Through-out time, God has been known and seen through the things God has made.  Paul wrote this.  And he was onto something.  Indeed, truth is truth, no matter the time or place.  God is God, no matter the time or place.  And even though folks had fallen short in their understanding of God, they had also hit the mark in moments, just as we all do.  They had understood bits about God, and Paul recognized this work of God among them.

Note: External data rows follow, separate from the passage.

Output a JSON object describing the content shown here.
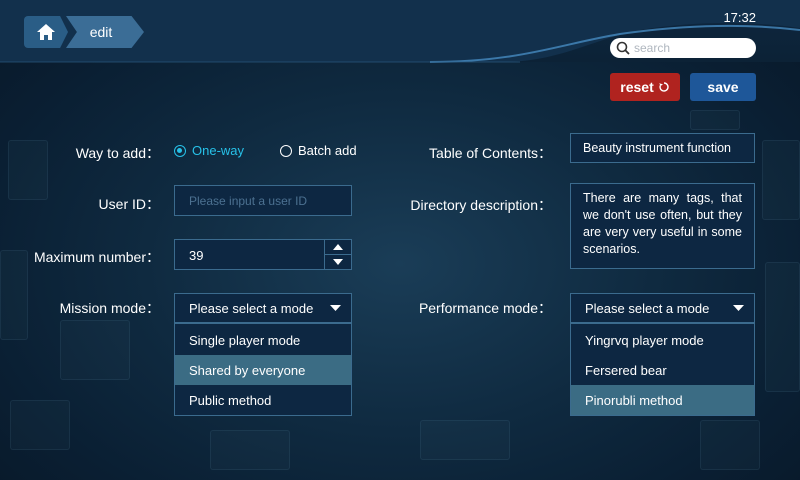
{
  "header": {
    "breadcrumb_current": "edit",
    "time": "17:32"
  },
  "search": {
    "placeholder": "search"
  },
  "toolbar": {
    "reset_label": "reset",
    "save_label": "save"
  },
  "form": {
    "way_to_add": {
      "label": "Way to add：",
      "options": [
        "One-way",
        "Batch add"
      ],
      "selected": "One-way"
    },
    "user_id": {
      "label": "User ID：",
      "placeholder": "Please input a user ID"
    },
    "maximum_number": {
      "label": "Maximum number：",
      "value": "39"
    },
    "mission_mode": {
      "label": "Mission mode：",
      "placeholder": "Please select a mode",
      "options": [
        "Single player mode",
        "Shared by everyone",
        "Public method"
      ],
      "highlighted": "Shared by everyone"
    },
    "table_of_contents": {
      "label": "Table of Contents：",
      "value": "Beauty instrument function"
    },
    "directory_description": {
      "label": "Directory description：",
      "value": "There are many tags, that we don't use often, but they are very very useful in some scenarios."
    },
    "performance_mode": {
      "label": "Performance mode：",
      "placeholder": "Please select a mode",
      "options": [
        "Yingrvq player mode",
        "Fersered bear",
        "Pinorubli method"
      ],
      "highlighted": "Pinorubli method"
    }
  },
  "colors": {
    "accent": "#27c1e8",
    "reset_button": "#b0231f",
    "save_button": "#1e5799",
    "field_border": "#3b6b8e",
    "highlight_row": "#3b6c84"
  },
  "icons": [
    "home-icon",
    "search-icon",
    "refresh-icon",
    "chevron-up-icon",
    "chevron-down-icon",
    "caret-down-icon"
  ]
}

Through many well-intentioned mission outreaches to other cultures and lands, we have slowly learned – by standing on the shoulders of those who have come before – both healthy and unhealthy ways of sharing the gospel.  There has been much remorse over the years at the way we stripped other cultures of their story, trying to replace their stories with our story.  While some actions and traditions of cultures are most clearly evil, many others are good and of God, for God has been seeking them out, from the beginning of time.  And to truly honor and respect another people, is to humble ourselves and to endeavor to see the world through their eyes.  In doing so, we become better equipped to respect and honor their stories, naming God’s presence in their histories and acknowledging their holy efforts to seek out and find the Almighty. 

 

And this is precisely what we see, modeled here by Paul.  Paul can only connect the dots for the people – between the God they have sought and the God revealed in Jesus of Nazareth – by taking the time to learn their culture.  And he already had the benefit of having one foot in both worlds; he was both a Roman citizen and a Jewish leader.  Paul was uniquely equipped to help folks connect the dots, and he took this calling and responsibility seriously.

Most of us are likely indebted to him for having heard the good news of Jesus Christ at all!  Paul worked hard to operate within culture, while simultaneously pushing the boundaries of that culture; encouraging people by example, to live less and less according to the ways of the world, and more and more into the Kingdom of God in their midst.  But Paul’s ability to do both – to conform and challenge, to respect and inform, to proclaim the good news and to humble himself – these tools made his work mightily more effective. 

 

Today in America, we live in post-Christendom.  There was a time when Christianity here was the norm.  That is no longer the case.  Today, spirituality is common but religion is largely mistrusted.  And folks have various and valid reasons for their caution to embrace institutionalized religion.  After all, for all the good it has done, the institution of the church also has a history of grappling for power, wielding scripture as a weapon, and reducing Christ’s words to mere guilt and threat – missing the power and point of Christ’s coming in the first place.

And just as Paul did, we can respect folks’ reasons for caution, while inspiring and inviting folks into the fellowship of Christ’s body here on earth.  We can be in the world while not being of the world.  We can get to know and understand our own secular cultures, while also pushing the boundaries of culture, toward a more just and loving community – the Kindom of God.

In the same way that Paul’s great outreach in Athens yielded some who received the good news with joy, and others who scoffed and walked away, we too will meet with similar results.  But may we press on in courage and faith, for only God will know the impact our life and witness, our words and our actions, our loving and our serving.  And one day, along with all the saints who have gone before, may we too hear the voice of our Lord saying, “Well done, my good and faithful servant!  Enter into the joy of your God.”